Fundamental breach confuses
For the London Free Press – October 29, 2007
For more than fifty years, contract law has been haunted by the spectre of fundamental breach.
From its inception in the law courts of the United Kingdom in the 1950s it was controversial. In essence, it is a way for courts to look beyond a contract, or at least not to enforce limitation of liability clauses contained in a contract, to provide a remedy for very serious contractual breaches.
Regardless of the theory, we simply need to remember that no-one can hide behind a limitation of liability clause in a contract if they don’t perform at all, or fail miserably — even if the limitation clause is a typical one.
In more technical terms, if a party commits a radical breach of a contract — then uses an exculpatory clause to take all the benefits of the contract but none of the burdens — the courts will prohibit that party from relying on that exculpatory clause irrespective of how clearly it is drafted, because to do so would be unfair to the other contracting party.
To this day, legal theorists and even judges are unable to agree exactly what amounts to a fundamental breach of contract, or if such a thing should even exist.
In a recent article in the Canadian Bar Review entitled Return of the undead: fundamental breach disinterred, Richard F. Devlin, Associate Dean at Dalhousie Law School, looks at how the principle seems to stick around despite efforts by some judges to eliminate fundamental breach as a concept of Canadian contract law.
While judges, academics and lawyers struggle with the differences, theories, and appropriateness of the concept of fundamental breach, or alternate concepts such as unconscionability or good faith – the practical effects on the enforcement of contracts are virtually the same.
In one instance the doctrine of fundamental breach was used to prevent a storage company from relying upon a limitation of liability clause.

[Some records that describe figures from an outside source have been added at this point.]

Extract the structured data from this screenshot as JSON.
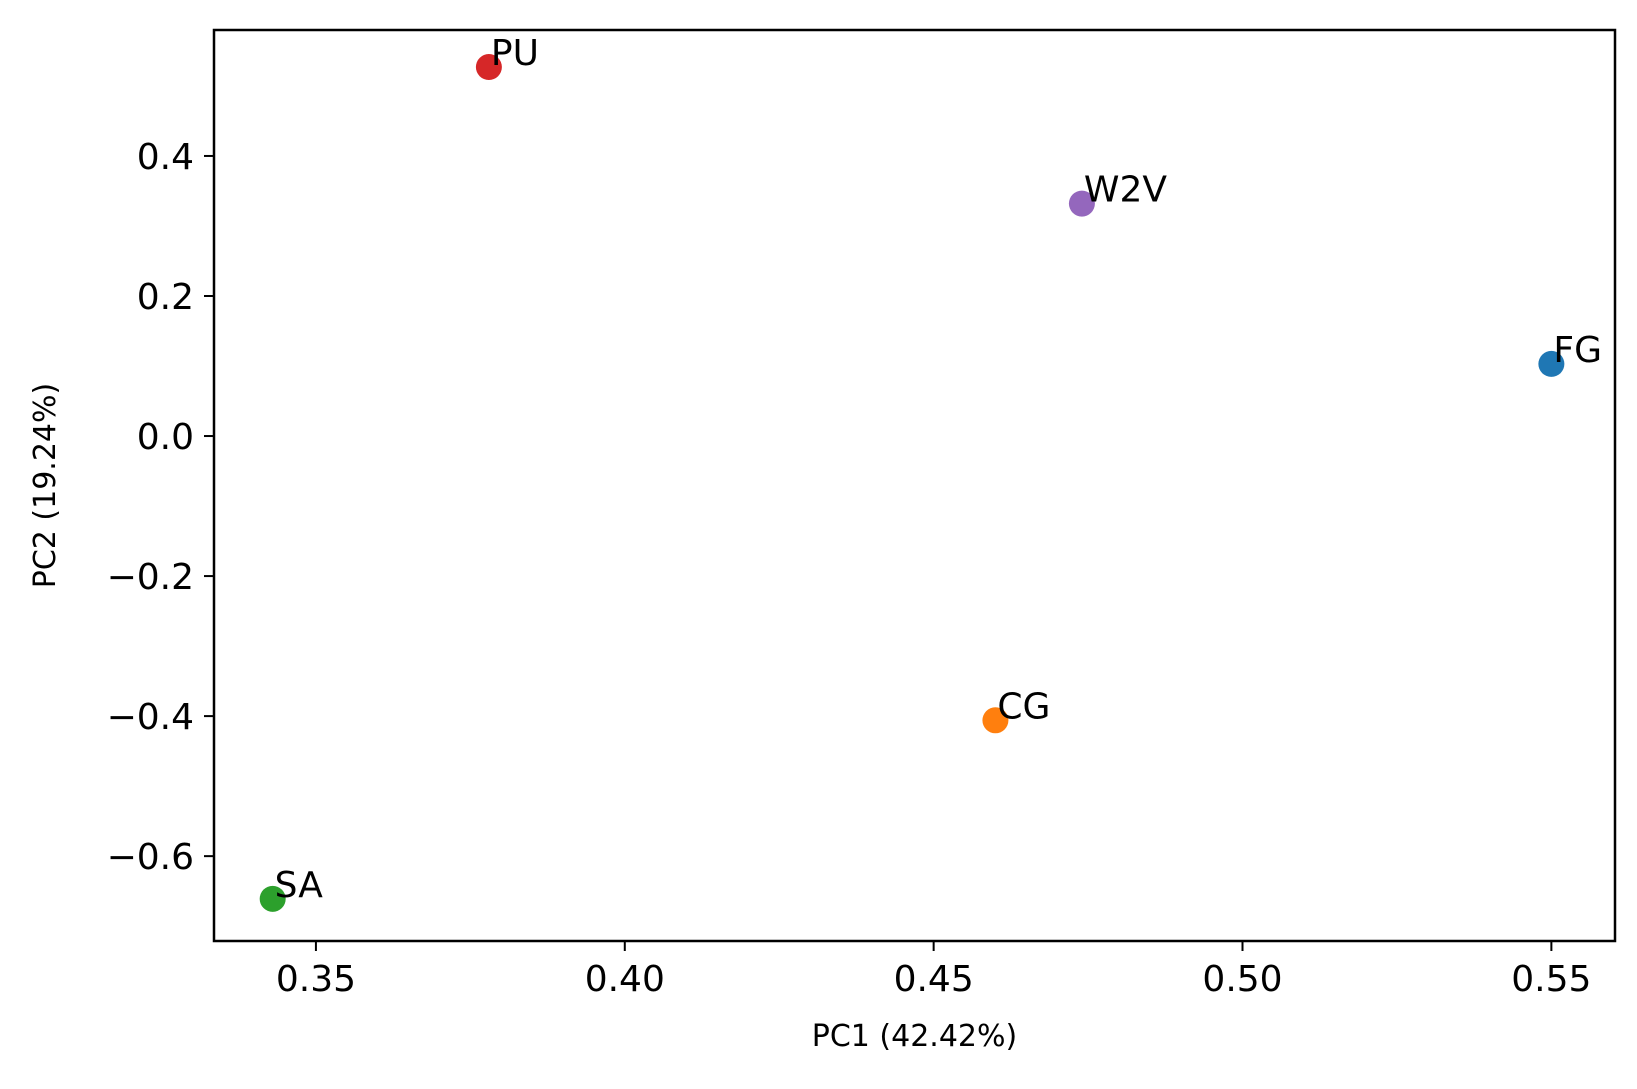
{
  "chart_data": {
    "type": "scatter",
    "title": "",
    "xlabel": "PC1 (42.42%)",
    "ylabel": "PC2 (19.24%)",
    "xlim": [
      0.3335,
      0.5603
    ],
    "ylim": [
      -0.7212,
      0.5799
    ],
    "xticks": [
      0.35,
      0.4,
      0.45,
      0.5,
      0.55
    ],
    "xtick_labels": [
      "0.35",
      "0.40",
      "0.45",
      "0.50",
      "0.55"
    ],
    "yticks": [
      -0.6,
      -0.4,
      -0.2,
      0.0,
      0.2,
      0.4
    ],
    "ytick_labels": [
      "−0.6",
      "−0.4",
      "−0.2",
      "0.0",
      "0.2",
      "0.4"
    ],
    "grid": false,
    "points": [
      {
        "label": "FG",
        "x": 0.55,
        "y": 0.103,
        "color": "#1f77b4"
      },
      {
        "label": "CG",
        "x": 0.46,
        "y": -0.406,
        "color": "#ff7f0e"
      },
      {
        "label": "SA",
        "x": 0.343,
        "y": -0.661,
        "color": "#2ca02c"
      },
      {
        "label": "PU",
        "x": 0.378,
        "y": 0.527,
        "color": "#d62728"
      },
      {
        "label": "W2V",
        "x": 0.474,
        "y": 0.332,
        "color": "#9467bd"
      }
    ]
  }
}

Under questionable circumstances, after the rent on a storage locker fell behind, the storage company sold the goods contained within, valued at $60,000, to an auctioneer for $800. The court held this action amounted to a fundamental breach of the contract.
In another case, a company was hired to move household possessions. They left the moving truck parked on the street overnight without any security or monitoring and the goods were stolen. The court found they could not rely upon their limitation of liability clause as their breach of contract was unconscionable.
As the courts struggle with the concept of fundamental breach and some judges try to get rid of the concept entirely, the reality is that courts will find a way to provide remedies for significant breaches of contract by whatever legal theory is available to them.
Despite the uncertainty provided by the presence of the doctrine of fundamental breach, there is little question that limitation of liability clauses will remain standard fare. In most cases they serve a useful purpose and can be applied quite successfully. In the end, however, no one can safely hide behind a limitation clause in situations where they don’t perform their obligations under a contract at all, or fail miserably to do so.